In a move that looks much more designed to be about getting publicity than actually being useful, someone has released, as open source, code needed to scrape Google, and present a Google clone -- sans ads. There's a bunch of blather from the guy who did this about how he's trying to take back the internet from commercial interests or something and he fully expects Google to sue him, but it does raise some interesting legal questions. Part of his claim is that Google is making money by scraping other sites without permission and putting ads on it. So, considering that it was legal for them to scrape other sites, his belief is that it's perfectly legal to scrape Google's site and take the ads away. Of course, Google does let those who request it be removed from their index.

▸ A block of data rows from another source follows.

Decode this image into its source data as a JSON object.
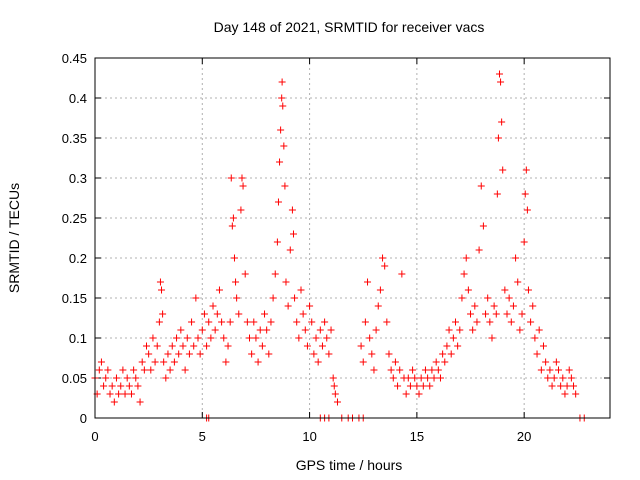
{
  "chart_data": {
    "type": "scatter",
    "title": "Day 148 of 2021, SRMTID for receiver vacs",
    "xlabel": "GPS time / hours",
    "ylabel": "SRMTID / TECUs",
    "xlim": [
      0,
      24
    ],
    "ylim": [
      0,
      0.45
    ],
    "xticks": [
      0,
      5,
      10,
      15,
      20
    ],
    "xtick_labels": [
      "0",
      "5",
      "10",
      "15",
      "20"
    ],
    "yticks": [
      0,
      0.05,
      0.1,
      0.15,
      0.2,
      0.25,
      0.3,
      0.35,
      0.4,
      0.45
    ],
    "ytick_labels": [
      "0",
      "0.05",
      "0.1",
      "0.15",
      "0.2",
      "0.25",
      "0.3",
      "0.35",
      "0.4",
      "0.45"
    ],
    "grid": true,
    "marker": "+",
    "color": "#ff0000",
    "series": [
      {
        "name": "SRMTID",
        "points": [
          [
            0.0,
            0.05
          ],
          [
            0.1,
            0.03
          ],
          [
            0.2,
            0.06
          ],
          [
            0.3,
            0.07
          ],
          [
            0.4,
            0.04
          ],
          [
            0.5,
            0.05
          ],
          [
            0.6,
            0.06
          ],
          [
            0.7,
            0.03
          ],
          [
            0.8,
            0.04
          ],
          [
            0.9,
            0.02
          ],
          [
            1.0,
            0.05
          ],
          [
            1.1,
            0.03
          ],
          [
            1.2,
            0.04
          ],
          [
            1.3,
            0.06
          ],
          [
            1.4,
            0.03
          ],
          [
            1.5,
            0.05
          ],
          [
            1.6,
            0.04
          ],
          [
            1.7,
            0.03
          ],
          [
            1.8,
            0.06
          ],
          [
            1.9,
            0.05
          ],
          [
            2.0,
            0.04
          ],
          [
            2.1,
            0.02
          ],
          [
            2.2,
            0.07
          ],
          [
            2.3,
            0.06
          ],
          [
            2.4,
            0.09
          ],
          [
            2.5,
            0.08
          ],
          [
            2.6,
            0.06
          ],
          [
            2.7,
            0.1
          ],
          [
            2.8,
            0.07
          ],
          [
            2.9,
            0.09
          ],
          [
            3.0,
            0.12
          ],
          [
            3.05,
            0.17
          ],
          [
            3.1,
            0.16
          ],
          [
            3.15,
            0.13
          ],
          [
            3.2,
            0.07
          ],
          [
            3.3,
            0.05
          ],
          [
            3.4,
            0.08
          ],
          [
            3.5,
            0.06
          ],
          [
            3.6,
            0.09
          ],
          [
            3.7,
            0.07
          ],
          [
            3.8,
            0.1
          ],
          [
            3.9,
            0.08
          ],
          [
            4.0,
            0.11
          ],
          [
            4.1,
            0.09
          ],
          [
            4.2,
            0.06
          ],
          [
            4.3,
            0.1
          ],
          [
            4.4,
            0.08
          ],
          [
            4.5,
            0.12
          ],
          [
            4.6,
            0.09
          ],
          [
            4.7,
            0.15
          ],
          [
            4.8,
            0.1
          ],
          [
            4.9,
            0.08
          ],
          [
            5.0,
            0.11
          ],
          [
            5.1,
            0.13
          ],
          [
            5.2,
            0.09
          ],
          [
            5.3,
            0.12
          ],
          [
            5.4,
            0.1
          ],
          [
            5.5,
            0.14
          ],
          [
            5.6,
            0.11
          ],
          [
            5.7,
            0.13
          ],
          [
            5.8,
            0.16
          ],
          [
            5.9,
            0.12
          ],
          [
            6.0,
            0.1
          ],
          [
            6.1,
            0.07
          ],
          [
            6.2,
            0.09
          ],
          [
            6.3,
            0.12
          ],
          [
            6.35,
            0.3
          ],
          [
            6.4,
            0.24
          ],
          [
            6.45,
            0.25
          ],
          [
            6.5,
            0.2
          ],
          [
            6.55,
            0.17
          ],
          [
            6.6,
            0.15
          ],
          [
            6.7,
            0.13
          ],
          [
            6.8,
            0.26
          ],
          [
            6.85,
            0.3
          ],
          [
            6.9,
            0.29
          ],
          [
            7.0,
            0.18
          ],
          [
            7.1,
            0.12
          ],
          [
            7.2,
            0.1
          ],
          [
            7.3,
            0.08
          ],
          [
            7.4,
            0.12
          ],
          [
            7.5,
            0.1
          ],
          [
            7.6,
            0.07
          ],
          [
            7.7,
            0.11
          ],
          [
            7.8,
            0.09
          ],
          [
            7.9,
            0.13
          ],
          [
            8.0,
            0.11
          ],
          [
            8.1,
            0.08
          ],
          [
            8.2,
            0.12
          ],
          [
            8.3,
            0.15
          ],
          [
            8.4,
            0.18
          ],
          [
            8.5,
            0.22
          ],
          [
            8.55,
            0.27
          ],
          [
            8.6,
            0.32
          ],
          [
            8.65,
            0.36
          ],
          [
            8.7,
            0.4
          ],
          [
            8.72,
            0.42
          ],
          [
            8.75,
            0.39
          ],
          [
            8.8,
            0.34
          ],
          [
            8.85,
            0.29
          ],
          [
            8.9,
            0.17
          ],
          [
            9.0,
            0.14
          ],
          [
            9.1,
            0.21
          ],
          [
            9.2,
            0.26
          ],
          [
            9.25,
            0.23
          ],
          [
            9.3,
            0.15
          ],
          [
            9.4,
            0.12
          ],
          [
            9.5,
            0.1
          ],
          [
            9.6,
            0.16
          ],
          [
            9.7,
            0.13
          ],
          [
            9.8,
            0.11
          ],
          [
            9.9,
            0.09
          ],
          [
            10.0,
            0.14
          ],
          [
            10.1,
            0.12
          ],
          [
            10.2,
            0.08
          ],
          [
            10.3,
            0.1
          ],
          [
            10.4,
            0.07
          ],
          [
            10.5,
            0.11
          ],
          [
            10.6,
            0.09
          ],
          [
            10.7,
            0.12
          ],
          [
            10.8,
            0.1
          ],
          [
            10.9,
            0.08
          ],
          [
            11.0,
            0.11
          ],
          [
            11.1,
            0.05
          ],
          [
            11.15,
            0.04
          ],
          [
            11.2,
            0.03
          ],
          [
            11.3,
            0.02
          ],
          [
            12.4,
            0.09
          ],
          [
            12.5,
            0.07
          ],
          [
            12.6,
            0.12
          ],
          [
            12.7,
            0.17
          ],
          [
            12.8,
            0.1
          ],
          [
            12.9,
            0.08
          ],
          [
            13.0,
            0.06
          ],
          [
            13.1,
            0.11
          ],
          [
            13.2,
            0.14
          ],
          [
            13.3,
            0.16
          ],
          [
            13.4,
            0.2
          ],
          [
            13.5,
            0.19
          ],
          [
            13.6,
            0.12
          ],
          [
            13.7,
            0.08
          ],
          [
            13.8,
            0.06
          ],
          [
            13.9,
            0.05
          ],
          [
            14.0,
            0.07
          ],
          [
            14.1,
            0.04
          ],
          [
            14.2,
            0.06
          ],
          [
            14.3,
            0.18
          ],
          [
            14.4,
            0.05
          ],
          [
            14.5,
            0.03
          ],
          [
            14.6,
            0.05
          ],
          [
            14.7,
            0.04
          ],
          [
            14.8,
            0.06
          ],
          [
            14.9,
            0.05
          ],
          [
            15.0,
            0.04
          ],
          [
            15.1,
            0.03
          ],
          [
            15.2,
            0.05
          ],
          [
            15.3,
            0.04
          ],
          [
            15.4,
            0.06
          ],
          [
            15.5,
            0.05
          ],
          [
            15.6,
            0.04
          ],
          [
            15.7,
            0.06
          ],
          [
            15.8,
            0.05
          ],
          [
            15.9,
            0.07
          ],
          [
            16.0,
            0.06
          ],
          [
            16.1,
            0.05
          ],
          [
            16.2,
            0.08
          ],
          [
            16.3,
            0.07
          ],
          [
            16.4,
            0.09
          ],
          [
            16.5,
            0.11
          ],
          [
            16.6,
            0.08
          ],
          [
            16.7,
            0.1
          ],
          [
            16.8,
            0.12
          ],
          [
            16.9,
            0.09
          ],
          [
            17.0,
            0.11
          ],
          [
            17.1,
            0.15
          ],
          [
            17.2,
            0.18
          ],
          [
            17.3,
            0.2
          ],
          [
            17.4,
            0.16
          ],
          [
            17.5,
            0.13
          ],
          [
            17.6,
            0.11
          ],
          [
            17.7,
            0.14
          ],
          [
            17.8,
            0.12
          ],
          [
            17.9,
            0.21
          ],
          [
            18.0,
            0.29
          ],
          [
            18.1,
            0.24
          ],
          [
            18.2,
            0.13
          ],
          [
            18.3,
            0.15
          ],
          [
            18.4,
            0.12
          ],
          [
            18.5,
            0.1
          ],
          [
            18.6,
            0.14
          ],
          [
            18.7,
            0.13
          ],
          [
            18.75,
            0.28
          ],
          [
            18.8,
            0.35
          ],
          [
            18.85,
            0.43
          ],
          [
            18.9,
            0.42
          ],
          [
            18.95,
            0.37
          ],
          [
            19.0,
            0.31
          ],
          [
            19.1,
            0.16
          ],
          [
            19.2,
            0.13
          ],
          [
            19.3,
            0.15
          ],
          [
            19.4,
            0.12
          ],
          [
            19.5,
            0.14
          ],
          [
            19.6,
            0.2
          ],
          [
            19.7,
            0.17
          ],
          [
            19.8,
            0.11
          ],
          [
            19.9,
            0.13
          ],
          [
            20.0,
            0.22
          ],
          [
            20.05,
            0.28
          ],
          [
            20.1,
            0.31
          ],
          [
            20.15,
            0.26
          ],
          [
            20.2,
            0.16
          ],
          [
            20.3,
            0.12
          ],
          [
            20.4,
            0.14
          ],
          [
            20.5,
            0.1
          ],
          [
            20.6,
            0.08
          ],
          [
            20.7,
            0.11
          ],
          [
            20.8,
            0.06
          ],
          [
            20.9,
            0.09
          ],
          [
            21.0,
            0.07
          ],
          [
            21.1,
            0.05
          ],
          [
            21.2,
            0.06
          ],
          [
            21.3,
            0.04
          ],
          [
            21.4,
            0.05
          ],
          [
            21.5,
            0.07
          ],
          [
            21.6,
            0.06
          ],
          [
            21.7,
            0.04
          ],
          [
            21.8,
            0.05
          ],
          [
            21.9,
            0.03
          ],
          [
            22.0,
            0.04
          ],
          [
            22.1,
            0.06
          ],
          [
            22.2,
            0.05
          ],
          [
            22.3,
            0.04
          ],
          [
            22.4,
            0.03
          ],
          [
            5.2,
            0.0
          ],
          [
            5.3,
            0.0
          ],
          [
            10.5,
            0.0
          ],
          [
            10.7,
            0.0
          ],
          [
            10.9,
            0.0
          ],
          [
            11.5,
            0.0
          ],
          [
            11.8,
            0.0
          ],
          [
            12.0,
            0.0
          ],
          [
            12.3,
            0.0
          ],
          [
            12.5,
            0.0
          ],
          [
            22.6,
            0.0
          ],
          [
            22.8,
            0.0
          ]
        ]
      }
    ]
  }
}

Either way, this does highlight the legal question of whether or not compiling a database of publicly available info is copyrightable itself. It's probably in Google's best interest to simply let this one lie. The guy is obviously looking for a fight, and honestly, the number of people likely to use such a thing is going to be tiny compared to how many will continue to just use Google. The argument that it's a "loss of advertising revenue" isn't going to hold much weight -- as anyone who goes through the trouble of using this instead of Google directly is unlikely to click on the ads anyway. Also, Google could let this thing run its course to see how many people use it as a backdoor into using Google as a platform to design more compelling applications. If people do, that could give Google some direction in how to push forward with their own open API plans.

    sfb, 12 Jan 2005 @ 3:56pm


    Google's robots.txt pretty clearly forbids this, so there isn't any comparison to google crawling other web sites, since google DOES obey robots.txt.